Palaeontologists from the Royal Belgian Institute of Natural Sciences have described two primitive mammals from the Upper Cretaceous that lived about 70 million years ago. One was excavated in Inner Mongolia, the other in Romania. Both belong to the multituberculates, a highly successful mammalian group that survived several mass extinctions, but became extinct 35 million years ago.

 

Bayan Mandahu (Inner Mongolia, China) where the Kryptobaatar specimen was found.
Bayan Mandahu (Inner Mongolia, China) where the Kryptobaatar specimen was found. (Photo: RBINS)

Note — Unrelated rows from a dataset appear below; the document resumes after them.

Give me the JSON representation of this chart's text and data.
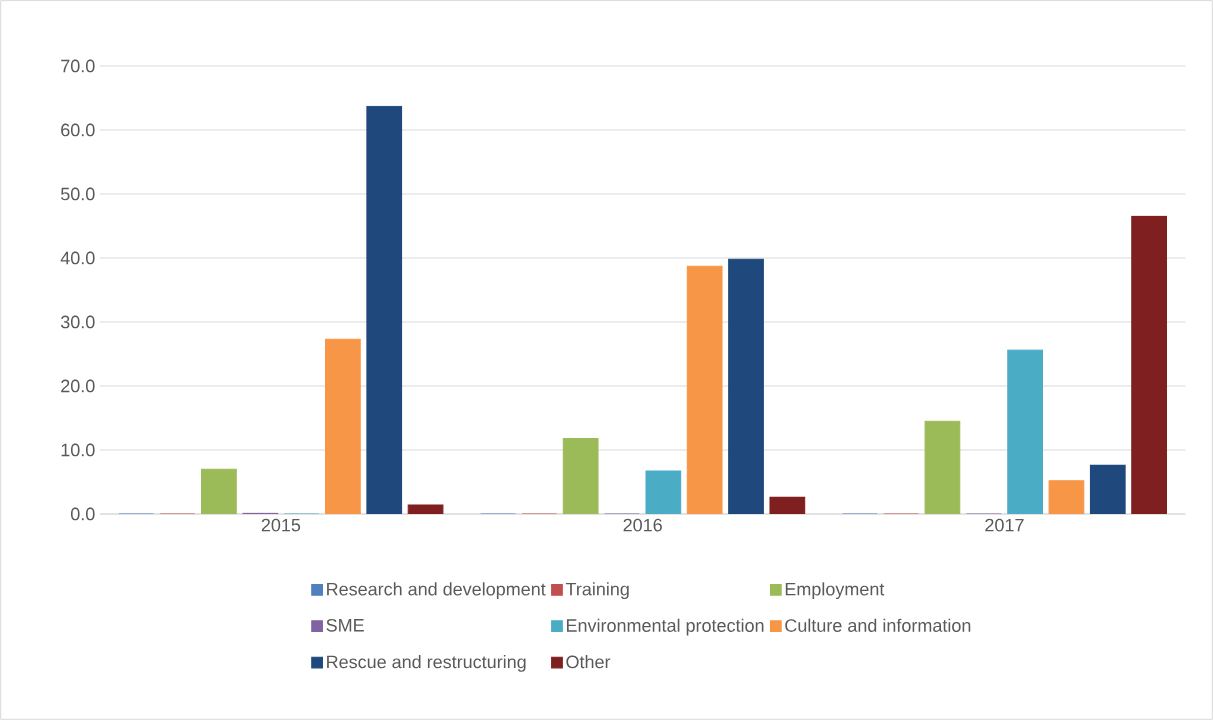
{
  "chart_data": {
    "type": "bar",
    "categories": [
      "2015",
      "2016",
      "2017"
    ],
    "series": [
      {
        "name": "Research and development",
        "color": "#4f81bd",
        "values": [
          0,
          0,
          0
        ]
      },
      {
        "name": "Training",
        "color": "#c0504d",
        "values": [
          0,
          0,
          0
        ]
      },
      {
        "name": "Employment",
        "color": "#9bbb59",
        "values": [
          7.0,
          11.8,
          14.5
        ]
      },
      {
        "name": "SME",
        "color": "#8064a2",
        "values": [
          0.1,
          0,
          0
        ]
      },
      {
        "name": "Environmental protection",
        "color": "#4bacc6",
        "values": [
          0,
          6.7,
          25.6
        ]
      },
      {
        "name": "Culture and information",
        "color": "#f79646",
        "values": [
          27.3,
          38.7,
          5.2
        ]
      },
      {
        "name": "Rescue and restructuring",
        "color": "#1f497d",
        "values": [
          63.7,
          39.8,
          7.6
        ]
      },
      {
        "name": "Other",
        "color": "#7f1f1f",
        "values": [
          1.4,
          2.6,
          46.5
        ]
      }
    ],
    "ylim": [
      0,
      70
    ],
    "yticks": [
      {
        "value": 0,
        "label": "0.0"
      },
      {
        "value": 10,
        "label": "10.0"
      },
      {
        "value": 20,
        "label": "20.0"
      },
      {
        "value": 30,
        "label": "30.0"
      },
      {
        "value": 40,
        "label": "40.0"
      },
      {
        "value": 50,
        "label": "50.0"
      },
      {
        "value": 60,
        "label": "60.0"
      },
      {
        "value": 70,
        "label": "70.0"
      }
    ],
    "grid": "y",
    "legend": "bottom"
  }
}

The most beautiful and best preserved of the two specimens originates from the Gobi Desert of Inner Mongolia. It includes a complete skull with teeth and the entire left forelimb. The fossil was excavated in 1999 during a Belgian-Chinese expedition in the Bayan Mandahu Formation. This small mammal, with a 2.6 cm long skull, had rodent-like teeth, was an omnivore and probably moved 'hopping' like a jerboa. But despite their similarities, these mammals are not the ancestors of today's rodents. They arose from a different group.

The study by Thierry Smith (RBINS) and colleagues shows that this specimen belongs to the genus Kryptobaatar. The specimen shows strong similarities with two known species of Kryptobaatar, but also differences. The results suggest that there was much more variation in morphology among the multituberculate species than among modern mammal (placental) species.

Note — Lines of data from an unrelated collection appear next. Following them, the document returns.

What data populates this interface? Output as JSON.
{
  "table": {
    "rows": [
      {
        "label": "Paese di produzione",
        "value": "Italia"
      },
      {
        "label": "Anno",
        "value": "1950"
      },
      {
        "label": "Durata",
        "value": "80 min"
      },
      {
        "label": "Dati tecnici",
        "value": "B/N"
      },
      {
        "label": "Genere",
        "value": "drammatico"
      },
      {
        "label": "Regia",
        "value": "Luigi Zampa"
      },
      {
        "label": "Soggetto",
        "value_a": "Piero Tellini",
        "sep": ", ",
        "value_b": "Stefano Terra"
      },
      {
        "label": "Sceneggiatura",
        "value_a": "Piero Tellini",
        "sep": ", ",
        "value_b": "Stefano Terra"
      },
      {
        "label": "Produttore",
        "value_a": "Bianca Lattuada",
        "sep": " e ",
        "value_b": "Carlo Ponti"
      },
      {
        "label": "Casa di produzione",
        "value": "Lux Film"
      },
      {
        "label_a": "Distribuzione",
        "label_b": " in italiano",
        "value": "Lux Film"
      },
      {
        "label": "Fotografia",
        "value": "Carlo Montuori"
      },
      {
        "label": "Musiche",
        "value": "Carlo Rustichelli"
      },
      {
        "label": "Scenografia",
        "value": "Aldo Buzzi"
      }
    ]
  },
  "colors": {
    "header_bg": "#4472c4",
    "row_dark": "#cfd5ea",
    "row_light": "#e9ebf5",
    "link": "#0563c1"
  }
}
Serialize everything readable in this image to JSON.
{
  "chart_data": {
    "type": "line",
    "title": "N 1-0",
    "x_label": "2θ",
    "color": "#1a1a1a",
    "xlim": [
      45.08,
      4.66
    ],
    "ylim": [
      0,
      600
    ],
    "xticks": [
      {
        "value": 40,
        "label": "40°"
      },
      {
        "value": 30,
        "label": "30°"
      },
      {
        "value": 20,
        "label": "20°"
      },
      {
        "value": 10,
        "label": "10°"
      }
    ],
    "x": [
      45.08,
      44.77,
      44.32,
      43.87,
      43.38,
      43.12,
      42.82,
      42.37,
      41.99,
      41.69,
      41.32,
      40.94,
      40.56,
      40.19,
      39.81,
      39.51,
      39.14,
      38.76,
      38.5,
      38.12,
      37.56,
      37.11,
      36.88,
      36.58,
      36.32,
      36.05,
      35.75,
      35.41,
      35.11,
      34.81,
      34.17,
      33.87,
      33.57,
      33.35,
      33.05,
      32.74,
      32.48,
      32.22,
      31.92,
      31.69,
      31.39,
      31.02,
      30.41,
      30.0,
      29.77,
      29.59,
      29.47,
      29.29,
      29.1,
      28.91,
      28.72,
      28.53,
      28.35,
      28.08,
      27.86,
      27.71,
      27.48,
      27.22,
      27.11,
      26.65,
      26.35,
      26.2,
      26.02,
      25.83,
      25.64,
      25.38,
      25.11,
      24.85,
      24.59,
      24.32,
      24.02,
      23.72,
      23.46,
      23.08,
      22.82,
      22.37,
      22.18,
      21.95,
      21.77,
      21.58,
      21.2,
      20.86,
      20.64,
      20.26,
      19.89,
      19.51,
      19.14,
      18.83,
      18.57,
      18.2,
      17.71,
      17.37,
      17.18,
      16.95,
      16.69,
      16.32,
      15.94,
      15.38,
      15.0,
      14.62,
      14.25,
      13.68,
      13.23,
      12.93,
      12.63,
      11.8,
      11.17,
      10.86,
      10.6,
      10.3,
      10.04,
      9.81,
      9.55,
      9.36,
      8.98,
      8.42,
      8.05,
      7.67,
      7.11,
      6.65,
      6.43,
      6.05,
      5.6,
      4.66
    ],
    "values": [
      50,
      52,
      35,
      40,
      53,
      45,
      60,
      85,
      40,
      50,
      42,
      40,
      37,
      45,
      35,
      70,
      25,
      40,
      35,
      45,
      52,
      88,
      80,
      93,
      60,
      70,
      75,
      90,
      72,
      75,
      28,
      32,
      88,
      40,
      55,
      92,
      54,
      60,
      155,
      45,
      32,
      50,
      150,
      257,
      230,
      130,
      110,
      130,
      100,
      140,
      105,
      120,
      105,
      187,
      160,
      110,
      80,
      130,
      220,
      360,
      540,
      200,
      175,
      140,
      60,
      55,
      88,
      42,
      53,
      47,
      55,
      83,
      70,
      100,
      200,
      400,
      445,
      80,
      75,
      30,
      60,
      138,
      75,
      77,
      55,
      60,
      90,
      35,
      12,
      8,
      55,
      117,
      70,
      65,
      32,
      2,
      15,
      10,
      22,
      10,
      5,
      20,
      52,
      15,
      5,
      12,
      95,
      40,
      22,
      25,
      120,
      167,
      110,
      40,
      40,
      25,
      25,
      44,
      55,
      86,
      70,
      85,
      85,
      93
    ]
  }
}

Such high variation is often attributed to isolation: many populations are cut off from others by natural barriers and thus evolve away from each other. But the study shows that isolation cannot have been the sole driver of the great variation within Kryptobaatar species in the Gobi Basin.

 

In the early 2000s, a Belgian-Romanian team in western Romania - in the Sânpetru Formation - excavated many fossils of early mammals. A skull with associated teeth from the Nălaţ-Vad site has just been described and unambiguously belongs to a new species. It was named Kogaionon radulescui. The shape of the teeth is rather simple and shows great similarities to more primitive Multituberculates from Asia (Eobaatar-like). They may have spread from Asia to Europe already in the Lower Cretaceous.

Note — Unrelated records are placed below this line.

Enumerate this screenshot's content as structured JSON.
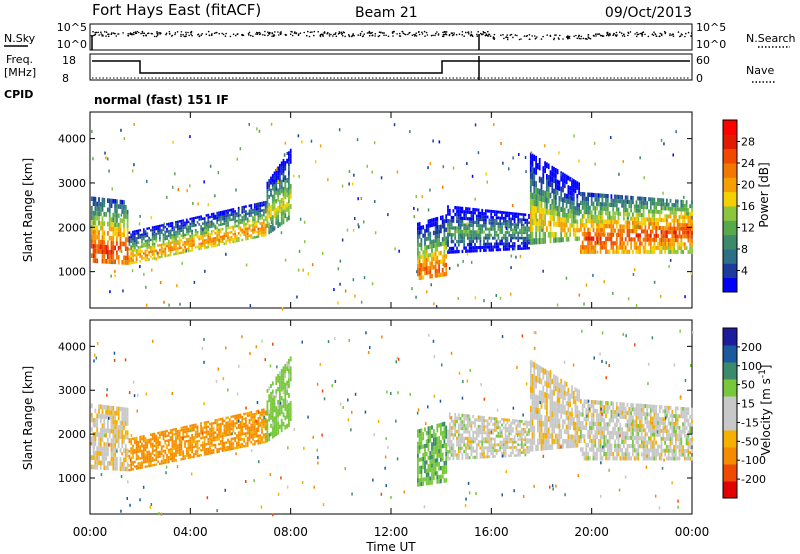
{
  "header": {
    "station": "Fort Hays East (fitACF)",
    "beam": "Beam 21",
    "date": "09/Oct/2013"
  },
  "noise_panel": {
    "left_label": "N.Sky",
    "right_label": "N.Search",
    "left_ticks": [
      "10^5",
      "10^0"
    ],
    "right_ticks": [
      "10^5",
      "10^0"
    ]
  },
  "freq_panel": {
    "left_label_1": "Freq.",
    "left_label_2": "[MHz]",
    "left_ticks": [
      "18",
      "8"
    ],
    "right_label": "Nave",
    "right_ticks": [
      "60",
      "0"
    ]
  },
  "cpid": {
    "label": "CPID",
    "text": "normal (fast) 151 IF"
  },
  "xaxis": {
    "label": "Time UT",
    "ticks": [
      "00:00",
      "04:00",
      "08:00",
      "12:00",
      "16:00",
      "20:00",
      "00:00"
    ]
  },
  "colors": {
    "scale": [
      "#0000ff",
      "#1c3c9c",
      "#2f6e87",
      "#3c8a6c",
      "#58a84c",
      "#8cc63f",
      "#f5d000",
      "#f5a000",
      "#f27800",
      "#ef4a00",
      "#e01b00",
      "#ff0000"
    ],
    "velocity": [
      "#e00000",
      "#f04a00",
      "#f58c00",
      "#f5b000",
      "#c8c8c8",
      "#c8c8c8",
      "#78c83c",
      "#3c8a6c",
      "#1c5aa0",
      "#1c1c9c"
    ],
    "ground": "#c8c8c8"
  },
  "chart_data": [
    {
      "type": "heatmap",
      "title": "Power",
      "ylabel": "Slant Range [km]",
      "xlabel": "",
      "xlim": [
        0,
        24
      ],
      "ylim": [
        180,
        4600
      ],
      "yticks": [
        "1000",
        "2000",
        "3000",
        "4000"
      ],
      "colorbar": {
        "label": "Power [dB]",
        "ticks": [
          "4",
          "8",
          "12",
          "16",
          "20",
          "24",
          "28"
        ],
        "range": [
          0,
          32
        ]
      },
      "bands": [
        {
          "t": [
            0.0,
            1.5
          ],
          "r_lo": [
            1200,
            1150
          ],
          "r_hi": [
            2700,
            2600
          ],
          "core": [
            1500,
            1450
          ],
          "level": 27
        },
        {
          "t": [
            1.5,
            7.0
          ],
          "r_lo": [
            1150,
            1800
          ],
          "r_hi": [
            1900,
            2600
          ],
          "core": [
            1300,
            2000
          ],
          "level": 22
        },
        {
          "t": [
            7.0,
            8.0
          ],
          "r_lo": [
            1800,
            2200
          ],
          "r_hi": [
            3000,
            3800
          ],
          "core": [
            2300,
            2600
          ],
          "level": 18
        },
        {
          "t": [
            13.0,
            14.2
          ],
          "r_lo": [
            800,
            900
          ],
          "r_hi": [
            2100,
            2300
          ],
          "core": [
            1000,
            1100
          ],
          "level": 24
        },
        {
          "t": [
            14.2,
            17.5
          ],
          "r_lo": [
            1400,
            1500
          ],
          "r_hi": [
            2500,
            2300
          ],
          "core": [
            1900,
            1900
          ],
          "level": 12
        },
        {
          "t": [
            17.5,
            19.5
          ],
          "r_lo": [
            1600,
            1700
          ],
          "r_hi": [
            3700,
            3000
          ],
          "core": [
            2200,
            1900
          ],
          "level": 19
        },
        {
          "t": [
            19.5,
            24.0
          ],
          "r_lo": [
            1400,
            1400
          ],
          "r_hi": [
            2800,
            2600
          ],
          "core": [
            1700,
            1900
          ],
          "level": 26
        }
      ]
    },
    {
      "type": "heatmap",
      "title": "Velocity",
      "ylabel": "Slant Range [km]",
      "xlabel": "Time UT",
      "xlim": [
        0,
        24
      ],
      "ylim": [
        180,
        4600
      ],
      "yticks": [
        "1000",
        "2000",
        "3000",
        "4000"
      ],
      "colorbar": {
        "label": "Velocity [m s^-1]",
        "ticks": [
          "200",
          "100",
          "50",
          "15",
          "-15",
          "-50",
          "-100",
          "-200"
        ],
        "range": [
          -250,
          250
        ]
      },
      "bands": [
        {
          "t": [
            0.0,
            1.5
          ],
          "r_lo": [
            1200,
            1150
          ],
          "r_hi": [
            2700,
            2600
          ],
          "v": -10
        },
        {
          "t": [
            1.5,
            7.0
          ],
          "r_lo": [
            1150,
            1800
          ],
          "r_hi": [
            1900,
            2600
          ],
          "v": -60
        },
        {
          "t": [
            7.0,
            8.0
          ],
          "r_lo": [
            1800,
            2200
          ],
          "r_hi": [
            3000,
            3800
          ],
          "v": 30
        },
        {
          "t": [
            13.0,
            14.2
          ],
          "r_lo": [
            800,
            900
          ],
          "r_hi": [
            2100,
            2300
          ],
          "v": 40
        },
        {
          "t": [
            14.2,
            17.5
          ],
          "r_lo": [
            1400,
            1500
          ],
          "r_hi": [
            2500,
            2300
          ],
          "v": 0
        },
        {
          "t": [
            17.5,
            19.5
          ],
          "r_lo": [
            1600,
            1700
          ],
          "r_hi": [
            3700,
            3000
          ],
          "v": -5
        },
        {
          "t": [
            19.5,
            24.0
          ],
          "r_lo": [
            1400,
            1400
          ],
          "r_hi": [
            2800,
            2600
          ],
          "v": 0
        }
      ]
    }
  ]
}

At the time of the dinosaurs

 

Skull and lower jaw of Kogaionon radulescui from the Upper Cretaceous of Nălaţ-Vad showing the numerous tubercles on the molars.
Skull and lower jaw of Kogaionon radulescui from the Upper Cretaceous of Nălaţ-Vad showing the numerous tubercles on the molars. (Photo: RBINS)

Kryptobataar and Kogaionon belong to the multituberculates, a successful group of primitive mammals. The name refers to the many tubercles or cusps on the molars. This group originated in the Jurassic era and has existed for no less than 120 million years. Multituberculates crawled around among the dinosaurs for about 90 million years. At the site in Inner Mongolia, for example, our palaeontologists found ProtoceratopsPinacosaurus and Velociraptor. On the excavation site in Romania, they found Paludititan and Zalmoxes (an Iguanodon-like dinosaur).

 

Unlike the dinosaurs, the multituberculates survived the mass extinction at the end of the Cretaceous period, 65 million years ago. They also survived the great climatic warming ten million years later, which gave rise to modern mammals (horses, cats, apes, …). But 35 million years ago, the multituberculates disappeared from the scene.

 

The two studies were published in Cretaceous Research and Journal of Mammalian Evolution respectively.